Schedule 5 of this bill puts beyond doubt that scrip for scrip rollover relief is available for: schemes of arrangement; where scrip is cancelled and reissued; and where a subsidiary company makes the takeover offer using its parent's scrip-so-called `downstream' acquisitions. These amendments are important because takeovers may utilise these types of features.
Schedule 5 also contains integrity rules as well as some technical amendments.
This bill represents a major improvement in the competitive neutrality, the consistency and the integrity of the taxation system. It is indisputable that life insurance companies should be taxed on their profit at the company tax rate like all other companies. The former government announced its intention to review the taxation arrangements for life insurers in the 1995-96 budget. However, it did nothing. The government announced that it would reform the tax treatment of life insurers in its tax reform document A New Tax System. Since that time, the life insurance industry has been extensively consulted regarding the impact of the measures, both during the review of business taxation and subsequently. This bill now delivers the long overdue reforms.

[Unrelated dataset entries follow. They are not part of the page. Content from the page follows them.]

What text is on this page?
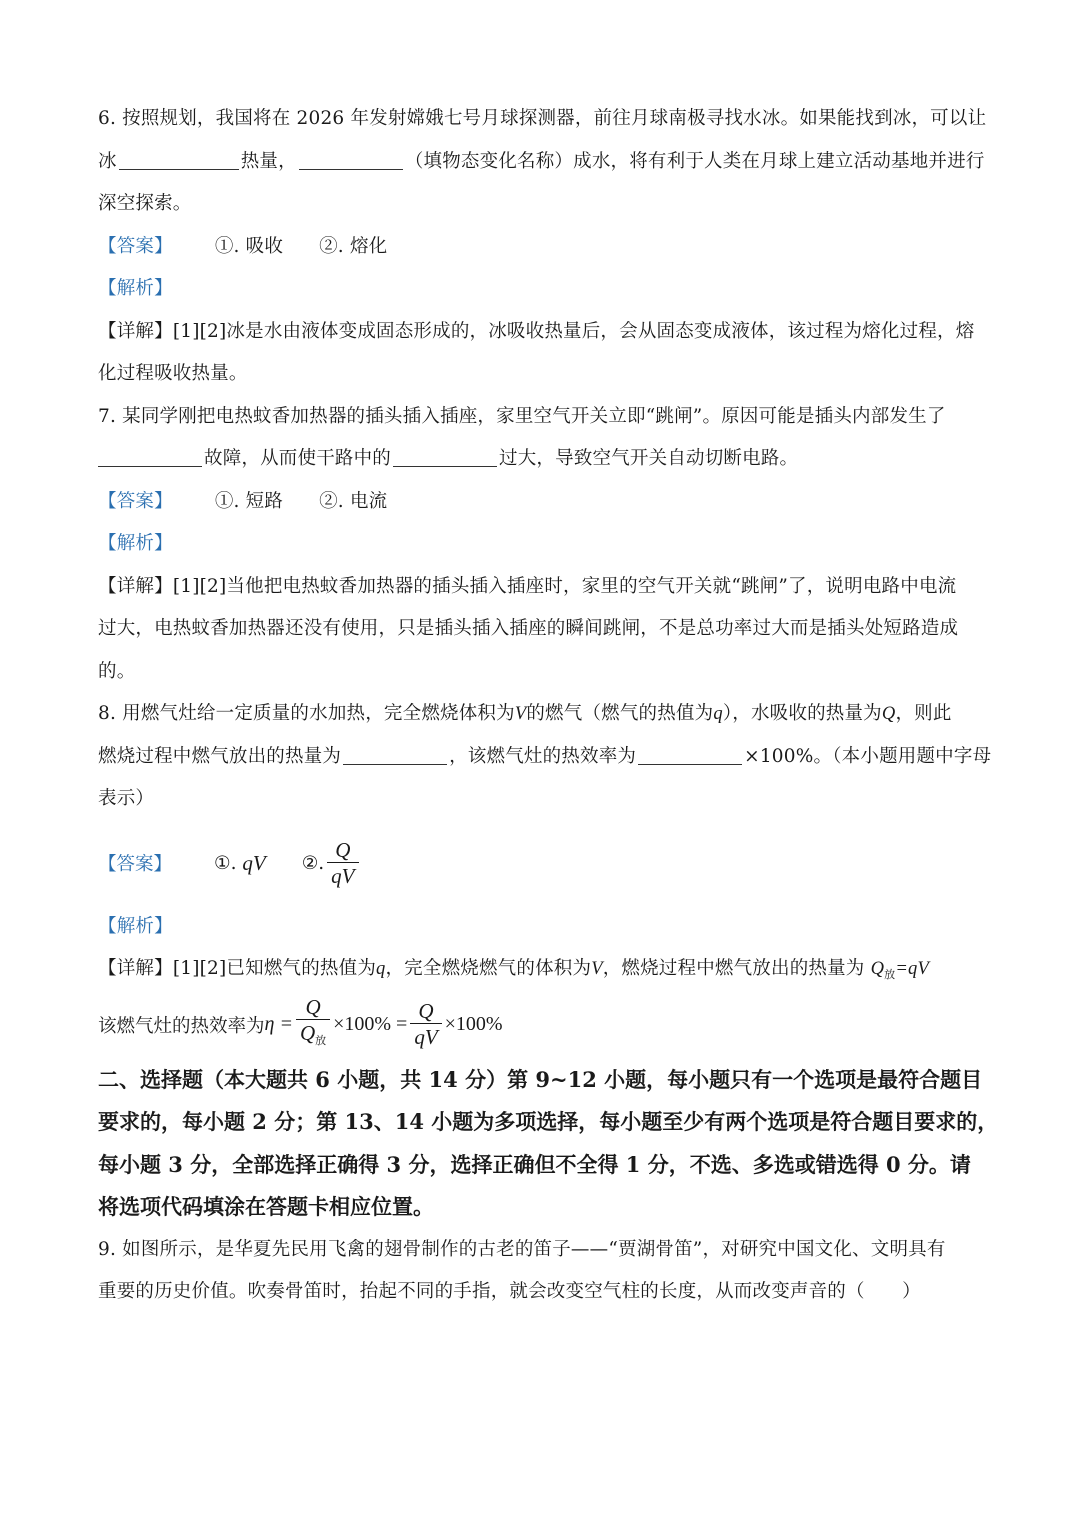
6. 按照规划，我国将在 2026 年发射嫦娥七号月球探测器，前往月球南极寻找水冰。如果能找到冰，可以让
冰	热量，	（填物态变化名称）成水，将有利于人类在月球上建立活动基地并进行
深空探索。
【答案】 ①. 吸收 ②. 熔化
【解析】
【详解】[1][2]冰是水由液体变成固态形成的，冰吸收热量后，会从固态变成液体，该过程为熔化过程，熔
化过程吸收热量。
7. 某同学刚把电热蚊香加热器的插头插入插座，家里空气开关立即“跳闸”。原因可能是插头内部发生了
故障，从而使干路中的	过大，导致空气开关自动切断电路。
【答案】 ①. 短路 ②. 电流
【解析】
【详解】[1][2]当他把电热蚊香加热器的插头插入插座时，家里的空气开关就“跳闸”了，说明电路中电流
过大，电热蚊香加热器还没有使用，只是插头插入插座的瞬间跳闸，不是总功率过大而是插头处短路造成
的。
8. 用燃气灶给一定质量的水加热，完全燃烧体积为V的燃气（燃气的热值为q），水吸收的热量为Q，则此
燃烧过程中燃气放出的热量为	，该燃气灶的热效率为	×100%。（本小题用题中字母
表示）
【答案】 ①.
qV ②. $\frac{Q}{qV}$
【解析】
【详解】[1][2]已知燃气的热值为q，完全燃烧燃气的体积为V，燃烧过程中燃气放出的热量为 $Q_放=qV$
该燃气灶的热效率为 $\eta = \frac{Q}{Q_放} \times 100\% = \frac{Q}{qV} \times 100\%$
二、选择题（本大题共 6 小题，共 14 分）第 9~12 小题，每小题只有一个选项是最符合题目
要求的，每小题 2 分；第 13、14 小题为多项选择，每小题至少有两个选项是符合题目要求的，
每小题 3 分，全部选择正确得 3 分，选择正确但不全得 1 分，不选、多选或错选得 0 分。请
将选项代码填涂在答题卡相应位置。
9. 如图所示，是华夏先民用飞禽的翅骨制作的古老的笛子——“贾湖骨笛”，对研究中国文化、文明具有
重要的历史价值。吹奏骨笛时，抬起不同的手指，就会改变空气柱的长度，从而改变声音的（　　）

The bill will introduce new rules that will broaden the tax base for life insurance companies and friendly societies. The reforms will apply from 1 July 2000 and will ensure that life insurers are treated on a more consistent basis with other entities. Promoting this kind of equity across taxpayers is a key foundation on which the new business tax system is based as it facilitates much lower company tax and capital gains rates. The new rules will increase the integrity of the tax base and will also substantially reduce complexity.

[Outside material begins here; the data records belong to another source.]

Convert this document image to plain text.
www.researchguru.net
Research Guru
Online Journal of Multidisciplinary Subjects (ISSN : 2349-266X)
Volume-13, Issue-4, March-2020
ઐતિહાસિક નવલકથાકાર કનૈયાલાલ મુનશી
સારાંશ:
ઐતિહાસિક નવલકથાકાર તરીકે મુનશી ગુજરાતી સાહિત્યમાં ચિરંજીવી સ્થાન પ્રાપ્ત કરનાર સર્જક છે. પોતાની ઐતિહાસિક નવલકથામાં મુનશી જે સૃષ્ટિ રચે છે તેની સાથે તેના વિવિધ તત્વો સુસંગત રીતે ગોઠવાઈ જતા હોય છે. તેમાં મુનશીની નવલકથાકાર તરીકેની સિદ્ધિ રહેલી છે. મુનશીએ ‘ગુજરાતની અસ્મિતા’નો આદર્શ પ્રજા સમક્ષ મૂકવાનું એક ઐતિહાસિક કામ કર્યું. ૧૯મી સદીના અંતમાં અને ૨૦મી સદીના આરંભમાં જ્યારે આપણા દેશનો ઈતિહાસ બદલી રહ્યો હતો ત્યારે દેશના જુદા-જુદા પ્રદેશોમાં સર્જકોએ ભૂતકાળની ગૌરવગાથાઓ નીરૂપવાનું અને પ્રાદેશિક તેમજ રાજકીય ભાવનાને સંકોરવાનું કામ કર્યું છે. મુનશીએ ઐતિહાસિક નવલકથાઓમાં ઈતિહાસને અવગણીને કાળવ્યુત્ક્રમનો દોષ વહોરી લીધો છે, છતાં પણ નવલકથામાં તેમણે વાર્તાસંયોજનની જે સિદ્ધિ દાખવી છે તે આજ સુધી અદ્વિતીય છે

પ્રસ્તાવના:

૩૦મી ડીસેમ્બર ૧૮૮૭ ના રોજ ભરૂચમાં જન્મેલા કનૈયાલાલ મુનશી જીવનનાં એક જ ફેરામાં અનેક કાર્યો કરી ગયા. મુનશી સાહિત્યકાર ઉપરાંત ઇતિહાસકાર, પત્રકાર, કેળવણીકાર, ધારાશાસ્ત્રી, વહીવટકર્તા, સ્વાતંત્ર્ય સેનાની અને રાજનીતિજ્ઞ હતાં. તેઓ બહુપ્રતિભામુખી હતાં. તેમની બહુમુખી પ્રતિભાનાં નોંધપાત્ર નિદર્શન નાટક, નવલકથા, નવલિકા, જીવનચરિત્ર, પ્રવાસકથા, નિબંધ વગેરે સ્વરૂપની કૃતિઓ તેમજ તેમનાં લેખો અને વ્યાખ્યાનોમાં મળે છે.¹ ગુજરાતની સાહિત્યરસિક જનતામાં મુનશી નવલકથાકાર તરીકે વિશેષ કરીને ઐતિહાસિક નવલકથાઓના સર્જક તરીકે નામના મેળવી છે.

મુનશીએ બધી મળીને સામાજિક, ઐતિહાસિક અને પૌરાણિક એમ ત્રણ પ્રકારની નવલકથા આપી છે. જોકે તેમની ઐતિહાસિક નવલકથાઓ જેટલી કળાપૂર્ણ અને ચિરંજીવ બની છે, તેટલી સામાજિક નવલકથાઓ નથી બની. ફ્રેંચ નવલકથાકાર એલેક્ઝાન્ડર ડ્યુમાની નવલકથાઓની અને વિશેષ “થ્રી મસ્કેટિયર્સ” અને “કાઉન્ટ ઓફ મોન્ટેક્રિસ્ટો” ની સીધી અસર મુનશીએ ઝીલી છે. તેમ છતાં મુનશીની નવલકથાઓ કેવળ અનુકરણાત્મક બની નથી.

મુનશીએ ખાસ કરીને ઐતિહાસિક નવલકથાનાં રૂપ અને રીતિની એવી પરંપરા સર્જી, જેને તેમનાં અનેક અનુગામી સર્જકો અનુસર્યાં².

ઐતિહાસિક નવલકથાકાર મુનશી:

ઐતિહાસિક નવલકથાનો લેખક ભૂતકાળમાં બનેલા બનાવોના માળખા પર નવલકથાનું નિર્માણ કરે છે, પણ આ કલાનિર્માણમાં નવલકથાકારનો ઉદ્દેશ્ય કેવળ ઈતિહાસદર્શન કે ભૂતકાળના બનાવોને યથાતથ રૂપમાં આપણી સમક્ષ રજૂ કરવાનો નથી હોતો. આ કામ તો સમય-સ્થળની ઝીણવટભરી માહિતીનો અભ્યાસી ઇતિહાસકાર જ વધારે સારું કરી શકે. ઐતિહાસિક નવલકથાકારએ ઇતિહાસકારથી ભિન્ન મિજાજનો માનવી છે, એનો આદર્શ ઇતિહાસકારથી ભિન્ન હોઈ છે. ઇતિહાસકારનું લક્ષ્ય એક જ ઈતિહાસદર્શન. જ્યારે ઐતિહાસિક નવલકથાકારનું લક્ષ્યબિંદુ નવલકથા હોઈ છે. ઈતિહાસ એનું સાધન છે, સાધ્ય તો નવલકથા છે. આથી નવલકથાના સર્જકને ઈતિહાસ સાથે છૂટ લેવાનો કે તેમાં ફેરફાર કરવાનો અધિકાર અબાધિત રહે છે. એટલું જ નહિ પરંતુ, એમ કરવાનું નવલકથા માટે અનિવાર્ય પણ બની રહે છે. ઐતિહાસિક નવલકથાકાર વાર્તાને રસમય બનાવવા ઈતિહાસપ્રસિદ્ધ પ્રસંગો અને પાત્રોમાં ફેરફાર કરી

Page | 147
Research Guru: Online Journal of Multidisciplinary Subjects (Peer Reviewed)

There is a range of losses measures in the bill. They include those designed to: prevent the multiple recognition of losses in a company for tax purposes in certain circumstances, known as the inter-entity loss measure; modify and refine the continuity of ownership test and provide an appropriate link to the inter-entity loss measures; align the application of certain loss measures; and strengthen the unrealised loss measures where loss assets are transferred within a company group. These measures are based on the recommendations of the review of business taxation.
Small individual shareholders will benefit from reduced compliance costs flowing from a measure that will extend an exemption under the franking credit trading rules. The effect of this measure will be that shareholders entitled to franking rebates of up to $5,000 will no longer need to consider the 45-day holding rule. This change recognises that such shareholders would seldom be caught by the franking credit trading rules. The imputation system, as it applies to life insurers, is amended in the bill so that franking credits and debits accrue to life insurance companies based on tax paid on income actually allocated to shareholders. This replaces the more arbitrary basis through which franking credits and debits currently accrue to life insurance companies.

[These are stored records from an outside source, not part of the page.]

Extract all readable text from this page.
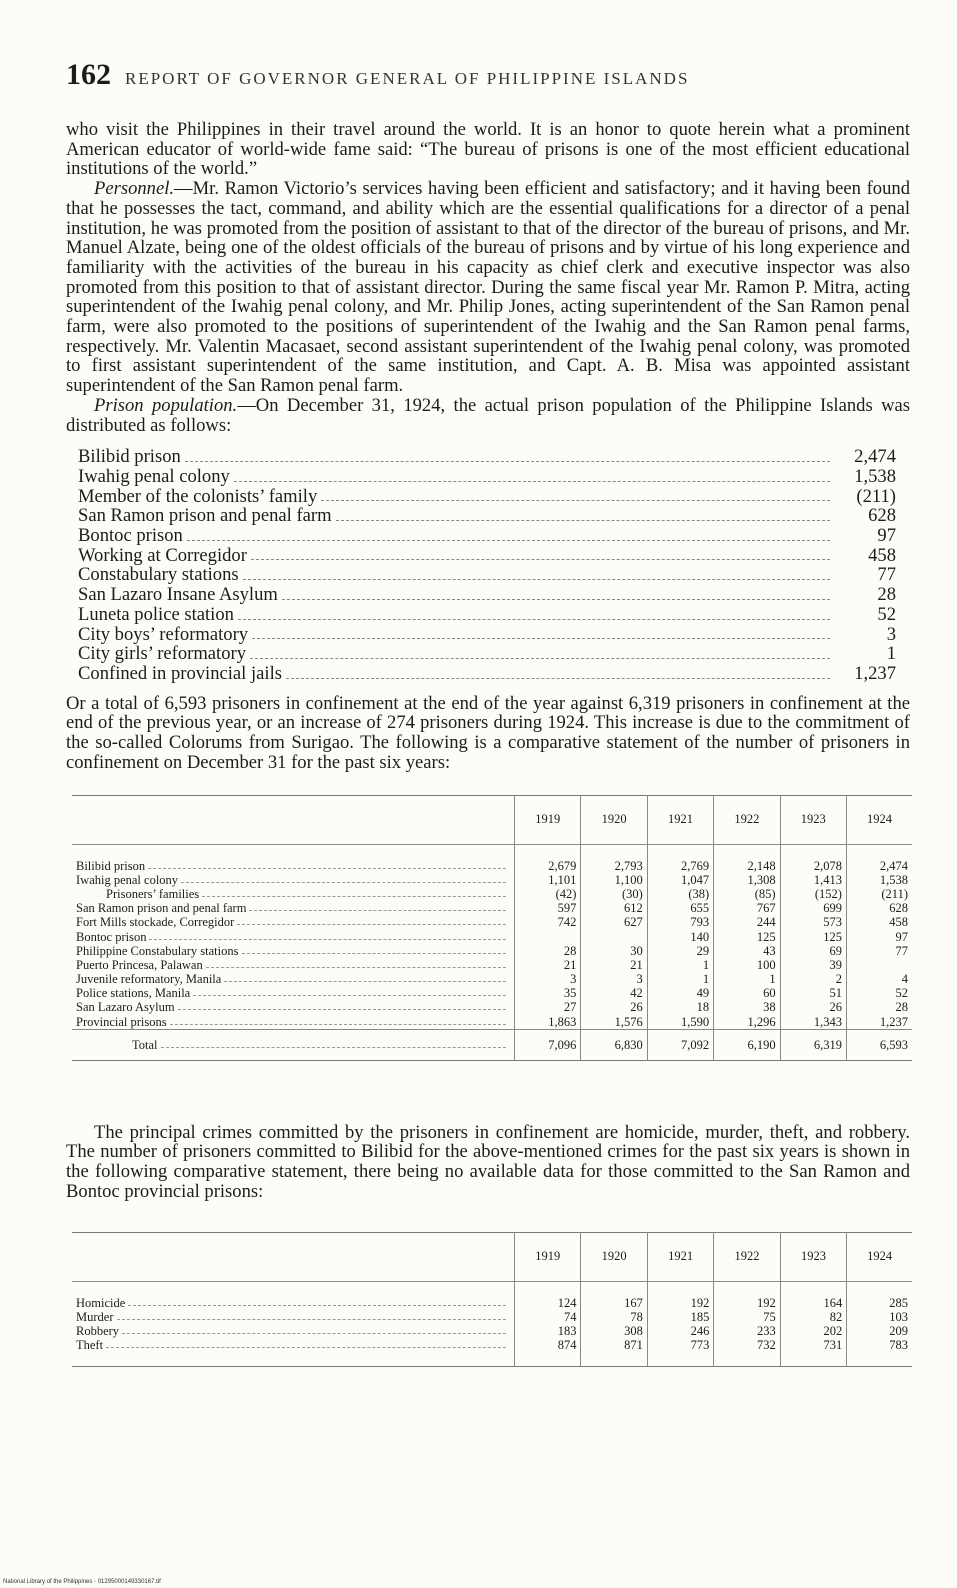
162 REPORT OF GOVERNOR GENERAL OF PHILIPPINE ISLANDS

who visit the Philippines in their travel around the world. It is an honor to quote herein what a prominent American educator of world-wide fame said: “The bureau of prisons is one of the most efficient educational institutions of the world.”

Personnel.—Mr. Ramon Victorio’s services having been efficient and satisfactory; and it having been found that he possesses the tact, command, and ability which are the essential qualifications for a director of a penal institution, he was promoted from the position of assistant to that of the director of the bureau of prisons, and Mr. Manuel Alzate, being one of the oldest officials of the bureau of prisons and by virtue of his long experience and familiarity with the activities of the bureau in his capacity as chief clerk and executive inspector was also promoted from this position to that of assistant director. During the same fiscal year Mr. Ramon P. Mitra, acting superintendent of the Iwahig penal colony, and Mr. Philip Jones, acting superintendent of the San Ramon penal farm, were also promoted to the positions of superintendent of the Iwahig and the San Ramon penal farms, respectively. Mr. Valentin Macasaet, second assistant superintendent of the Iwahig penal colony, was promoted to first assistant superintendent of the same institution, and Capt. A. B. Misa was appointed assistant superintendent of the San Ramon penal farm.

Prison population.—On December 31, 1924, the actual prison population of the Philippine Islands was distributed as follows:

Bilibid prison	2,474
Iwahig penal colony	1,538
Member of the colonists’ family	(211)
San Ramon prison and penal farm	628
Bontoc prison	97
Working at Corregidor	458
Constabulary stations	77
San Lazaro Insane Asylum	28
Luneta police station	52
City boys’ reformatory	3
City girls’ reformatory	1
Confined in provincial jails	1,237

Or a total of 6,593 prisoners in confinement at the end of the year against 6,319 prisoners in confinement at the end of the previous year, or an increase of 274 prisoners during 1924. This increase is due to the commitment of the so-called Colorums from Surigao. The following is a comparative statement of the number of prisoners in confinement on December 31 for the past six years:

	1919	1920	1921	1922	1923	1924

Bilibid prison	2,679	2,793	2,769	2,148	2,078	2,474

Iwahig penal colony	1,101	1,100	1,047	1,308	1,413	1,538

Prisoners’ families	(42)	(30)	(38)	(85)	(152)	(211)

San Ramon prison and penal farm	597	612	655	767	699	628

Fort Mills stockade, Corregidor	742	627	793	244	573	458

Bontoc prison			140	125	125	97

Philippine Constabulary stations	28	30	29	43	69	77

Puerto Princesa, Palawan	21	21	1	100	39	

Juvenile reformatory, Manila	3	3	1	1	2	4

Police stations, Manila	35	42	49	60	51	52

San Lazaro Asylum	27	26	18	38	26	28

Provincial prisons	1,863	1,576	1,590	1,296	1,343	1,237

Total	7,096	6,830	7,092	6,190	6,319	6,593

The principal crimes committed by the prisoners in confinement are homicide, murder, theft, and robbery. The number of prisoners committed to Bilibid for the above-mentioned crimes for the past six years is shown in the following comparative statement, there being no available data for those committed to the San Ramon and Bontoc provincial prisons:

	1919	1920	1921	1922	1923	1924

Homicide	124	167	192	192	164	285

Murder	74	78	185	75	82	103

Robbery	183	308	246	233	202	209

Theft	874	871	773	732	731	783

National Library of the Philippines · 01295000149330167.tif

There are also other changes which are consequential on the broadening of the tax base for life insurers referred to earlier, including changes to franking accounts. Measures in the bill also recognise the introduction of the pay-as-you-go instalment system in allowing franking credits and debits to arise in relation to PAYG instalments and in recognising payments under PAYG before 1 July 2000 by early balancing companies
In relation to capital gains tax, the bill ensures that the government's fundamental capital gains tax reforms introduced last year operate in the intended manner.
Finally, there are two other specific integrity measures in the bill. First, there are rules that will penalise taxpayers who obtain tax benefits from schemes to avoid, defer or reduce PAYG instalments. The rules are consistent with the framework of a general anti-avoidance rule. The general anti-avoidance rule in the income tax law does not apply to the PAYG system contained in the Taxation Administration Act.
Second, there are technical amendments to the prepayments measure already legislated to ensure that the provisions operate in the way that they were intended, including correcting potential anomalies in the law. Full details of the measures in the bill are contained in the explanatory memorandum. I commend the bill and present the explanatory memorandum to the House.